The Travis Perkins Group’s transport operation involves big numbers – 3,000 commercial vehicles and 4,000 drivers travelling 130 million miles a year – and ensuring safety and efficiency is a priority.

The company has set the bar high by joining Transport for London’s Fleet Operator Recognition Scheme (FORS) and it recently received gold accreditation from the scheme.

Under FORS, a voluntary certification scheme which sets the standard for fleets operating in London, companies are audited annually to ensure best practice in vehicle safety and efficiency. It has a three-tiered membership structure encompassing bronze, silver and gold accreditation, and rewards high-quality operators committed to becoming safer, greener and more efficient.

"The Travis Perkins Group was the seventh organisation to join the FORS scheme as a founding member, and we really wanted to demonstrate to our customers that we have a safe, efficient operation with professional, engaged drivers. We’ve been progressively working towards gold standard over the years, so we’re thrilled to have reached it," said Graham Bellman, group director of fleet and transport.

Criteria for FORS gold accreditation includes ensuring that all drivers’ licences are verified with the DVLA and that all heavy goods vehicles working in major urban conurbations have close-proximity safety equipment installed to warn drivers of cyclists.
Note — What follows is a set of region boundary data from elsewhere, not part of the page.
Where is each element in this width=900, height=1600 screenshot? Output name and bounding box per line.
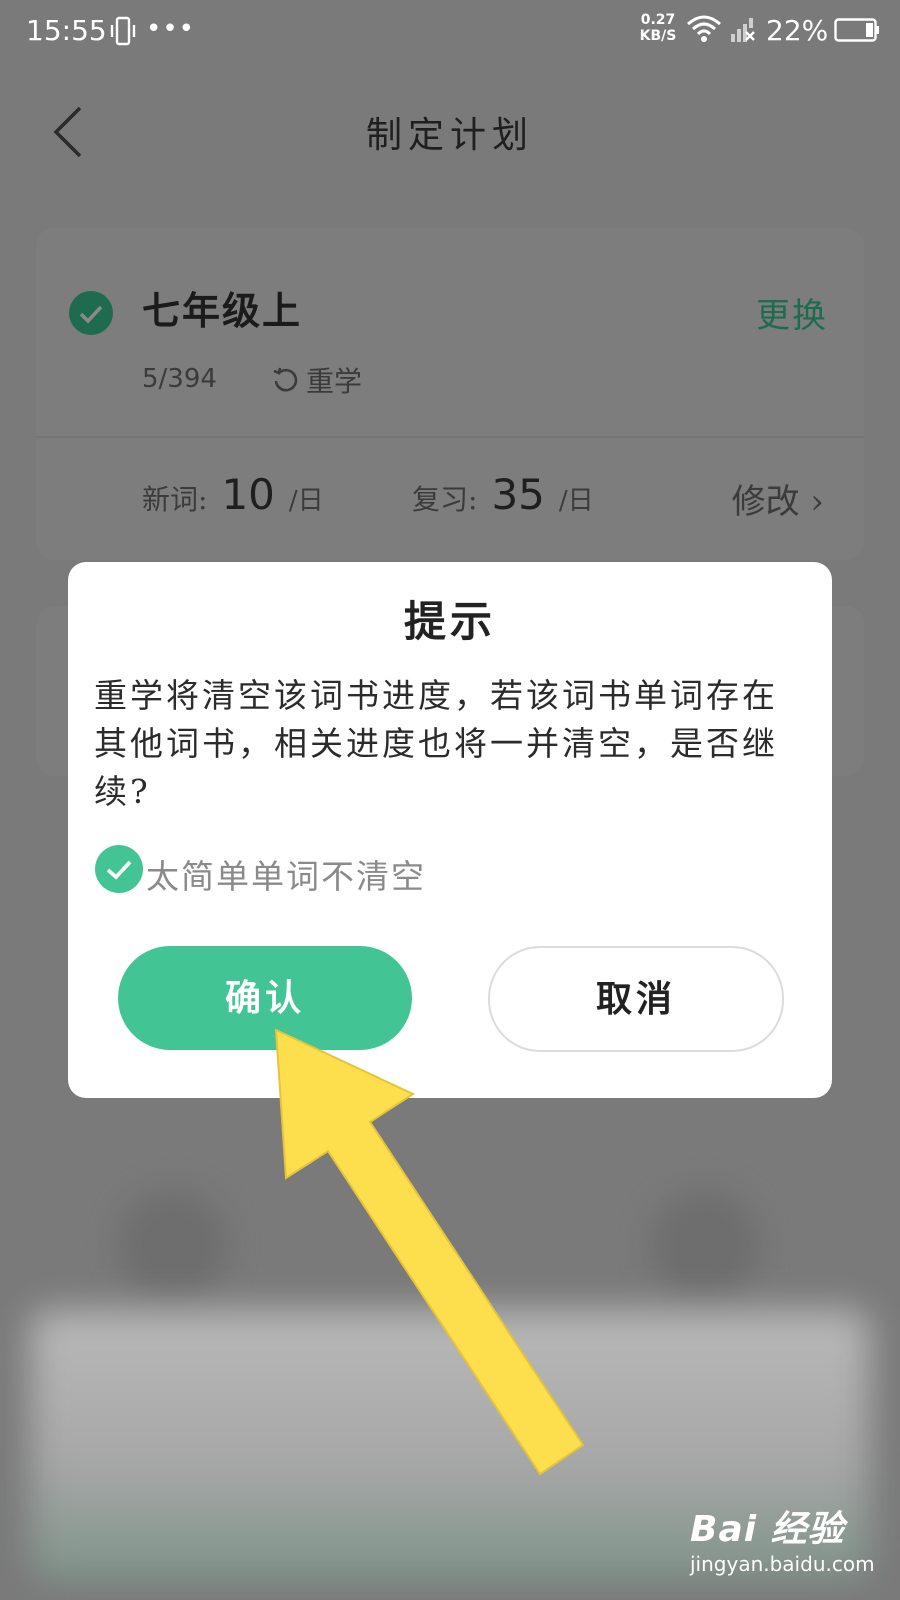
status-time: 15:55 — [26, 14, 107, 47]
blurred-icon-right — [650, 1190, 760, 1300]
relearn-confirm-dialog: 提示 重学将清空该词书进度，若该词书单词存在其他词书，相关进度也将一并清空，是否… — [68, 562, 832, 1098]
header: 制定计划 — [0, 64, 900, 194]
change-book-button[interactable]: 更换 — [756, 288, 828, 337]
confirm-button[interactable]: 确认 — [118, 946, 412, 1050]
dialog-message: 重学将清空该词书进度，若该词书单词存在其他词书，相关进度也将一并清空，是否继续? — [94, 676, 778, 811]
review-label: 复习: — [412, 483, 478, 516]
battery-icon — [834, 18, 879, 42]
plan-card: 七年级上 更换 5/394 重学 新词: 10/日 复习: 35/日 修改 › — [36, 228, 864, 560]
cancel-button[interactable]: 取消 — [488, 946, 784, 1052]
relearn-button[interactable]: 重学 — [272, 360, 362, 400]
new-words-setting: 新词: 10/日 — [142, 470, 324, 519]
signal-icon — [731, 18, 755, 42]
check-circle-icon — [69, 291, 113, 335]
page-title: 制定计划 — [365, 115, 534, 156]
new-words-unit: /日 — [288, 486, 324, 516]
review-value: 35 — [491, 470, 545, 519]
more-icon: ••• — [146, 14, 196, 44]
modify-plan-button[interactable]: 修改 › — [732, 474, 824, 523]
wifi-icon — [687, 15, 721, 42]
book-progress: 5/394 — [142, 364, 217, 394]
vibrate-icon — [110, 16, 136, 46]
book-title: 七年级上 — [142, 288, 303, 333]
watermark: Bai 经验 jingyan.baidu.com — [690, 1500, 890, 1590]
watermark-url: jingyan.baidu.com — [690, 1552, 875, 1576]
review-words-setting: 复习: 35/日 — [412, 470, 594, 519]
new-words-value: 10 — [221, 470, 275, 519]
new-words-label: 新词: — [142, 483, 208, 516]
relearn-label: 重学 — [306, 365, 363, 398]
refresh-icon — [273, 367, 298, 392]
network-speed: 0.27 KB/S — [636, 12, 680, 44]
keep-easy-words-label: 太简单单词不清空 — [146, 857, 426, 896]
check-circle-icon — [95, 845, 143, 893]
network-speed-unit: KB/S — [639, 28, 677, 44]
status-bar: 15:55 ••• 0.27 KB/S 22% — [0, 0, 900, 64]
watermark-logo: Bai 经验 — [690, 1509, 845, 1550]
blurred-icon-left — [118, 1190, 228, 1300]
card-divider — [36, 436, 864, 438]
review-unit: /日 — [558, 486, 594, 516]
dialog-title: 提示 — [403, 597, 496, 646]
network-speed-value: 0.27 — [640, 12, 676, 28]
battery-percent: 22% — [766, 14, 829, 47]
Travis Perkins was the first builders merchant in the scheme to implement the technology across its London-based fleet.

For Travis Perkins these improvements are the result of consultation with vehicle drivers, who are regarded as the key to better safety standards.
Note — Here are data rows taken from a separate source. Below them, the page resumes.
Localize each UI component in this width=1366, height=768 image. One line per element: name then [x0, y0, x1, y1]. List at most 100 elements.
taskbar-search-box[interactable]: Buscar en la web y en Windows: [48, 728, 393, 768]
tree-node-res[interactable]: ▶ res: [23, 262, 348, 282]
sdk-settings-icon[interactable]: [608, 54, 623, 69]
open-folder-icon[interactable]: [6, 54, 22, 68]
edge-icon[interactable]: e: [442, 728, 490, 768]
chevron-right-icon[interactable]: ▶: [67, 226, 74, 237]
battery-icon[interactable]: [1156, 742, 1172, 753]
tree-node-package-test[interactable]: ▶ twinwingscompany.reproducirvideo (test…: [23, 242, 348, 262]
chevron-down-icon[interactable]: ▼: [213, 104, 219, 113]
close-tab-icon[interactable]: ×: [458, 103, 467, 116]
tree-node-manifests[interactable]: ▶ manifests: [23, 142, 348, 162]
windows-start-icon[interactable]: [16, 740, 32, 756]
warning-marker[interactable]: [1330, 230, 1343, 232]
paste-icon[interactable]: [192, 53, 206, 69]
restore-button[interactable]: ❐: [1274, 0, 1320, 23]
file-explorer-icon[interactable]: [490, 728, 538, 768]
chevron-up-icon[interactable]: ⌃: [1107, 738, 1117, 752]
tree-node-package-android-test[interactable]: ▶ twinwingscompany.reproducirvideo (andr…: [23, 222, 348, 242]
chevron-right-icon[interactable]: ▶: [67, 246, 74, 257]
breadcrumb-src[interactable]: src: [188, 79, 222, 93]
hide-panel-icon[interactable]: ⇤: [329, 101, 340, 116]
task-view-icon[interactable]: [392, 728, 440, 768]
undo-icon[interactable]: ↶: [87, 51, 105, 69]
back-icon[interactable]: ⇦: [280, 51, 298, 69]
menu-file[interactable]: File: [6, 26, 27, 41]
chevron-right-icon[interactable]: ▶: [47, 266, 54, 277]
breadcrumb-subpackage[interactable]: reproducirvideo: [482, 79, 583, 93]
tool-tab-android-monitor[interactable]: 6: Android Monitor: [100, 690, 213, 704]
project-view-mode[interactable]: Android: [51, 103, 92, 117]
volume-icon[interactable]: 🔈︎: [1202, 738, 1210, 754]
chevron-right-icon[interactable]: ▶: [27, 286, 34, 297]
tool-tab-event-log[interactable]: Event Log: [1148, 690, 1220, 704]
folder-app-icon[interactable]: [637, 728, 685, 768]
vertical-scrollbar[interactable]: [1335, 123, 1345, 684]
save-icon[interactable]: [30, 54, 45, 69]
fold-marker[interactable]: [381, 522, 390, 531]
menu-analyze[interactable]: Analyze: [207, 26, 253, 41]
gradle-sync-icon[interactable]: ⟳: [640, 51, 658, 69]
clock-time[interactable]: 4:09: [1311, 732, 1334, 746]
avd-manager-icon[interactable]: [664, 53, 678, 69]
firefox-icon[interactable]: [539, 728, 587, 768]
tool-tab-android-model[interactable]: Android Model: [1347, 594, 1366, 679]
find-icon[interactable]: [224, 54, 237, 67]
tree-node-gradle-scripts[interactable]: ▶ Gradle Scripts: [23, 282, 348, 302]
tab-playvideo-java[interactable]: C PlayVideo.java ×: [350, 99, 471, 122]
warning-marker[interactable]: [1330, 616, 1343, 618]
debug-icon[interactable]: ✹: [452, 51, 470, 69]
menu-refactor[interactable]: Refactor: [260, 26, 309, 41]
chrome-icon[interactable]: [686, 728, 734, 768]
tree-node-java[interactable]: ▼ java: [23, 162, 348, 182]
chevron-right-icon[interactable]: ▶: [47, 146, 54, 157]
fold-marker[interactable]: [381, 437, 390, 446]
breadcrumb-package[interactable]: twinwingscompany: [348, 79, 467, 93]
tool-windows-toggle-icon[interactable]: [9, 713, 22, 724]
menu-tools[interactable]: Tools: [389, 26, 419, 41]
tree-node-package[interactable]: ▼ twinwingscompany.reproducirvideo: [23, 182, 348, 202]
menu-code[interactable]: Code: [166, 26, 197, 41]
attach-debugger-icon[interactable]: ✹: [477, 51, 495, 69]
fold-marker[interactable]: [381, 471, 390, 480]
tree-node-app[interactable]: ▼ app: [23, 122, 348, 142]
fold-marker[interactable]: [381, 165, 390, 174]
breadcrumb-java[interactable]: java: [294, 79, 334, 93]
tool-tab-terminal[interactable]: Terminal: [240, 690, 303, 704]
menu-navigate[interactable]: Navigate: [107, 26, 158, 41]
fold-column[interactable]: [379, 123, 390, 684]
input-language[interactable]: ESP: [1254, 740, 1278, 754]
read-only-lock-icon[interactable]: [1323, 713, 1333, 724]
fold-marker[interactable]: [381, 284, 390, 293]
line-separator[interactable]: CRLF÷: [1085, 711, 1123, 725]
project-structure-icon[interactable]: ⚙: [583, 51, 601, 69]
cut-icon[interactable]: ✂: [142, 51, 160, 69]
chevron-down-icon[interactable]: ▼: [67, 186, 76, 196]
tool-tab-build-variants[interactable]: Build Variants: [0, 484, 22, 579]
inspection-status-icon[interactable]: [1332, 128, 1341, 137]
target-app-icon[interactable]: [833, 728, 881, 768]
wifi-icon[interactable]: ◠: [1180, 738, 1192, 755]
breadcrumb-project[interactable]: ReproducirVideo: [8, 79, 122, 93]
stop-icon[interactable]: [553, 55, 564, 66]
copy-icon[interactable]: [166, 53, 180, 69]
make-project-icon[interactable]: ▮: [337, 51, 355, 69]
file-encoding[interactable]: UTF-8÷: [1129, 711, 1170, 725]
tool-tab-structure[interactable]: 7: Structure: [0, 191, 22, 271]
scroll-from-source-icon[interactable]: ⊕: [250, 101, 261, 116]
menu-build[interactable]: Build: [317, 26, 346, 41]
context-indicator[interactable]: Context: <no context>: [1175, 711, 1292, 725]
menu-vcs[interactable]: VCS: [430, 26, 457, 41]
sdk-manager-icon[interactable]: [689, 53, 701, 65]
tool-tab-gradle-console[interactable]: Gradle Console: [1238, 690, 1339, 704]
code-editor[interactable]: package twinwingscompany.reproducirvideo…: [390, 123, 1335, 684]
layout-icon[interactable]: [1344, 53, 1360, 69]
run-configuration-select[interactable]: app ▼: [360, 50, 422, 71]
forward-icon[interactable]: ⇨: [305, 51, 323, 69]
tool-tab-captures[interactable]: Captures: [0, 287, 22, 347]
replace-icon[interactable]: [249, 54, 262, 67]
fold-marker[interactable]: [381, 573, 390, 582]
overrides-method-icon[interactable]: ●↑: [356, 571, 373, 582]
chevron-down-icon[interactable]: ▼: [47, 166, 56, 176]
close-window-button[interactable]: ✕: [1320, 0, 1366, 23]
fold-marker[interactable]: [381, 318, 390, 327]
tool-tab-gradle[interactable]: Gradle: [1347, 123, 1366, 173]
"Responsibility runs all the way through the supply chain as people work together to improve safety standards," said Robin Proctor, supply chain director. "Safety used to be a matter of people sitting behind desks creating rules about what drivers should and shouldn’t be doing, but that doesn’t work. The missing element was better engagement with the drivers themselves.

"For example, a driver in one of our timber centres came up with a solution that allowed workers to get a strap across the bed of a truck to secure the load without physically climbing onto the vehicle – something that has always been difficult due to the different configurations of timber. We’ve now patented this tool and are hoping to introduce it into the wider market. That’s the real power of engagement.

"Our success with FORS is really a culture issue: our key priority is ensuring that our deliveries are taking place safely for both our customers and colleagues, and to do this you have to have the right kind of culture in place so people are really engaged with the idea of operating safely. There’s a very strong correlation between people feeling valued in their job, in the knowledge that they’re being looked after by their management team, and how safely they operate in the real world."

This culture has led to several initiatives being developed across the group to improve safety and efficiency. The ‘keeping your feet on the ground’ policy, for example, directly tackles the risks of working at height. Cranes have been engineered to hook onto bags of aggregate and lift them onto vehicle beds without human input, cutting the risk of accidents. Similarly, vehicles across the fleet have been fitted with alarms that alert drivers if their handbrake hasn’t been set properly.

Efficiency is the second facet of FORS accreditation, and signals another companywide effort across a fleet that travels a staggering 130 million miles each year.

"As part of programmes to improve vehicle efficiency, fuel usage, distances travelled and incident numbers, we have a team of assessors who deliver bespoke training to our drivers each year to help them get the best out of their vehicle – this helps reduce road speed, boost efficiency and, in turn, reduce CO2 emissions," said Mr Bellman. In fact, the group reduced CO2 emissions by five tonnes to 35 tonnes per site from 2011-12.

Vehicle tracking
Sophisticated use of vehicle tracking across the fleet has enabled Travis Perkins to improve vehicle utilisation, increasing deliveries while reducing the number of vehicles on the road. Also, integration of vehicle tracking software with point of sale platforms enables trucks to take the most efficient routes, resulting in a saving of 10 miles per truck each day across a 2,000-strong fleet. This has also been the springboard to the Safer Roads campaign, which ranks drivers on their actual vehicle speed against the speed limit to give an accurate insight into efficiency.

Travis Perkins is also working to improve efficiency across the fleet contracted from DHL, which operates from the company’s Northampton distribution centre, handling 160,000 deliveries a year to 1,000 branches throughout the UK. A collaborative approach has already led to the introduction of pallet collars to vehicles that stack around the pallet, enabling better use of vehicle height and further improving efficiency.

Through initiatives such as backhauling, shared loads and procurement, DHL aims to save more than £900,000 over its three-and-ahalf- year contract.

With a stream of improvements still in the pipeline, one key challenge remains for the team: keeping hold of the gold accreditation.

"It’s not getting the accreditation that’s hardest," said Mr Bellman, "it’s keeping it!"